The coordinates of the dillated vertices are $A'(x,y) = (2,2)$, $B'(x,y) = (4,4)$, $C'(x,y) = (8,2)$ and $D'(x,y) = (4,-2)$.

Step-by-step explanation:

From Linear Algebra, we define dilation by the following equation:

$P'(x,y) = O(x,y) + k\cdot [P(x,y)-O(x,y)]$ (1)

Where:

$O(x,y)$ - Center of dilation, dimensionless.

$P(x,y)$ - Original point, dimensionless.

$k$ - Scale factor, dimensionless.

$P'(x,y)$ - Dilated point, dimensionless.

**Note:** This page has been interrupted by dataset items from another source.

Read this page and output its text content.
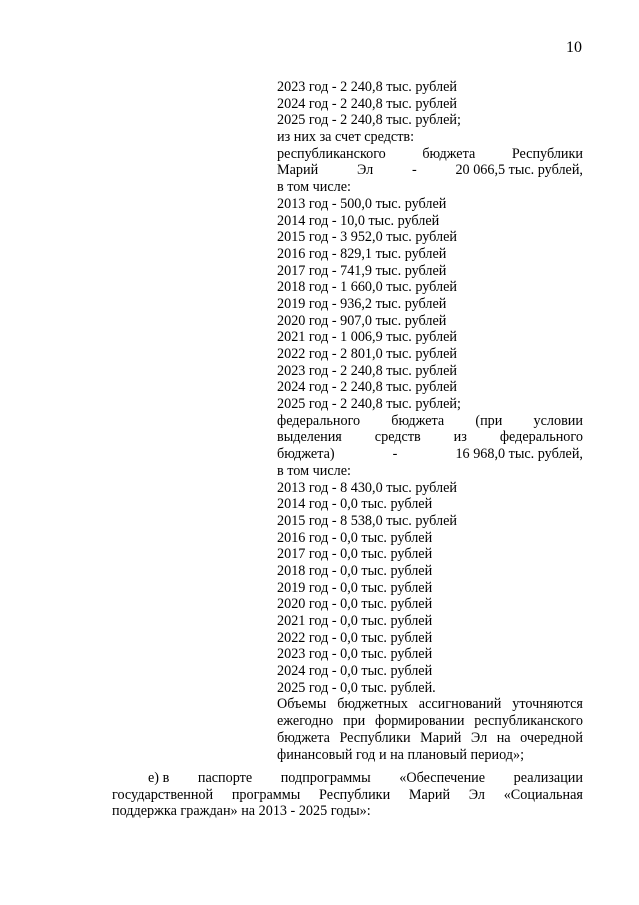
10
2023 год - 2 240,8 тыс. рублей
2024 год - 2 240,8 тыс. рублей
2025 год - 2 240,8 тыс. рублей;
из них за счет средств:
республиканского	бюджета	Республики
Марий	Эл	-	20 066,5 тыс. рублей,
в том числе:
2013 год - 500,0 тыс. рублей
2014 год - 10,0 тыс. рублей
2015 год - 3 952,0 тыс. рублей
2016 год - 829,1 тыс. рублей
2017 год - 741,9 тыс. рублей
2018 год - 1 660,0 тыс. рублей
2019 год - 936,2 тыс. рублей
2020 год - 907,0 тыс. рублей
2021 год - 1 006,9 тыс. рублей
2022 год - 2 801,0 тыс. рублей
2023 год - 2 240,8 тыс. рублей
2024 год - 2 240,8 тыс. рублей
2025 год - 2 240,8 тыс. рублей;
федерального бюджета (при условии
выделения средств из федерального
бюджета)	-	16 968,0 тыс. рублей,
в том числе:
2013 год - 8 430,0 тыс. рублей
2014 год - 0,0 тыс. рублей
2015 год - 8 538,0 тыс. рублей
2016 год - 0,0 тыс. рублей
2017 год - 0,0 тыс. рублей
2018 год - 0,0 тыс. рублей
2019 год - 0,0 тыс. рублей
2020 год - 0,0 тыс. рублей
2021 год - 0,0 тыс. рублей
2022 год - 0,0 тыс. рублей
2023 год - 0,0 тыс. рублей
2024 год - 0,0 тыс. рублей
2025 год - 0,0 тыс. рублей.
Объемы бюджетных ассигнований уточняются
ежегодно при формировании республиканского
бюджета Республики Марий Эл на очередной
финансовый год и на плановый период»;
е) в паспорте подпрограммы «Обеспечение реализации
государственной программы Республики Марий Эл «Социальная
поддержка граждан» на 2013 - 2025 годы»:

If we know that $O(x,y) = (0, 0)$, $k = 2$, $A(x,y) = (1,1)$, $B(x,y) = (2,2)$, $C(x,y) = (4,1)$ and $D(x,y) = (2,-1)$, then the dilated points are, respectively:

Point A

$A'(x,y) = O(x,y) + k\cdot [A(x,y)-O(x,y)]$ (2)

$A'(x,y) = (0,0) + 2\cdot [(1,1)-(0,0)]$

$A'(x,y) = (2,2)$

Point B

$B'(x,y) = O(x,y) + k\cdot [B(x,y)-O(x,y)]$ (3)

$B'(x,y) = (0,0) + 2\cdot [(2,2)-(0,0)]$

$B'(x,y) = (4,4)$

Point C

$C'(x,y) = O(x,y) + k\cdot [C(x,y)-O(x,y)]$

$C'(x,y) = (0,0) + 2\cdot [(4,1)-(0,0)]$

$C'(x,y) = (8,2)$

Point D

$D'(x,y) = O(x,y) + k\cdot [D(x,y)-O(x,y)]$

$D'(x,y) = (0,0) + 2\cdot [(2,-1)-(0,0)]$

$D'(x,y) = (4,-2)$

The coordinates of the dillated vertices are $A'(x,y) = (2,2)$, $B'(x,y) = (4,4)$, $C'(x,y) = (8,2)$ and $D'(x,y) = (4,-2)$.